Em seguida, outro interlocutor responde que “se for 12%, mas a gente ganhando preço cheio, não tem nem o que pensar”.
O interlocutor ainda faz uma previsão, após ser questionado sobre o alto valor da propina. “Diego, eu não me iludo, não. Pediram 12% agora, daqui pra frente, nessas obras dadas direto, é o mínimo, pode ter certeza. Pode esperar, daqui uns dias é 15%.”
O mesmo Diego, segundo as mensagens, volta a falar do valor da propina, cita que a quantia é alta e diz duvidar que o dinheiro seria totalmente destinado a custear gastos de campanha.
De acordo com a PF, a conversa aponta para o recebimento de propina por parte do governador e indica que pode ter havido abuso de poder político e econômica na eleição de 2022, quando Cameli foi reeleito governador.
Outro diálogo que chamou atenção dos investigadores foi um em que Diego fala sobre uma forma de transportar os valores que seriam utilizados no pagamento de propina. Nessa conversa, ele diz que “queria era uma mochila, uma pasta, alguma coisa, pra entregar esse dinheiro”.
Os pagamentos de propina aparecem ainda em planilhas apreendidas pelos investigadores. Em uma delas, o pagamento é classificado como “gastos administrativos”.
Para os investigadores, fica claro nas conversas que os valores têm como beneficiário o governador.
“As reiteradas referências à posição de ascendência de Gladson Cameli quanto às empresas que seriam ‘escolhidas’ para receber obras e quais teriam os seus contratos pagos com prioridade indicam, com pouca margem para dúvidas, que Gladson seria um dos beneficiários da propina paga pelos empresários”, diz trecho de um dos relatórios em posse do STJ.
Um dos indícios amealhados pelos investigadores é o depoimento de um prestador de serviços contratado para projetar e instalar um cinema particular na casa do governador —o imóvel foi um dos alvos de bloqueio pela Justiça.
Ele relatou à PF ter recebido R$ 50 mil em dinheiro vivo em uma sacola de perfumaria como parte do pagamento. Indagado sobre quem efetuou, ele narrou as características físicas da pessoa.
Dias depois, foi chamado novamente pela PF e por meio de fotos reconheceu que o responsável pela entrega dos valores era o mesmo assessor de Cameli citado nas conversas sobre cobrança de propina.
Outro fator que levou a PF a desconfiar do governador foi o crescimento do seu patrimônio. Os sigilos fiscais de Cameli, de 2018 a 2021, foram analisados e mostram um aumento exponencial, além da existência de considerável diferença entre o que foi declarado e o patrimônio oculto.

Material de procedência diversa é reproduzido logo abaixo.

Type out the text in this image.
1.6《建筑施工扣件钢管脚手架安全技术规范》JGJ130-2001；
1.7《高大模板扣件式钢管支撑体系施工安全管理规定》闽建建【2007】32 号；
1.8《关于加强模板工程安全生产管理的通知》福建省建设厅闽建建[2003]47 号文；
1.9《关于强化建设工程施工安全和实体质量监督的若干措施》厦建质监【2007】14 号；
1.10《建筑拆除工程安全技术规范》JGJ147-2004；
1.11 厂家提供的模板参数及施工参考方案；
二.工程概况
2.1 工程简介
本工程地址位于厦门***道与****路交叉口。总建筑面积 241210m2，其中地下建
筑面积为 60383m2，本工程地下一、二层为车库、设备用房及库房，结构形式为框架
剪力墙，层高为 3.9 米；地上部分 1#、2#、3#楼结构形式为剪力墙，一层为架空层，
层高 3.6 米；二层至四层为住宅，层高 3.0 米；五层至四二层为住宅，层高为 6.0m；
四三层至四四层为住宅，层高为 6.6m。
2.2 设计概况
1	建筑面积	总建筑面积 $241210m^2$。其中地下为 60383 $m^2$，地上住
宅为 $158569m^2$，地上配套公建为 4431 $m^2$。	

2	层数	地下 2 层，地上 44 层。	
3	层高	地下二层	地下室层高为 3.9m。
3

Após ser eleito governador em 2018, o patrimônio, segundo a apuração, cresceu quase cinco vezes em relação ao declarado ao iniciar o mandato.
O valor oficialmente declarado naquele ano foi de R$ 2,8 milhões, e os dados mostram que, em 2021, o patrimônio real era de R$ 16 milhões, um crescimento de mais de 470%.
Na 1ª fase da operação, em dezembro de 2021, o governador foi alvo de busca e apreensão e o STJ determinou o afastamento da coordenadora do seu gabinete, do secretário de Indústria, Ciência e Tecnologia e de outros dois servidores.
À época, segundo a polícia, a investigação mirava um esquema de corrupção integrado pelos agentes públicos em conluio com empresários que aparelhou a estrutura do governo para desviar dinheiro público.
No mesmo mês de 2021, a PF realizou a segunda fase da Ptolomeu e prendeu Rosângela Gama, então coordenadora de gabinete do Governo do Acre. A servidora, de acordo com a investigação, tentou obstruir a investigação em andamento.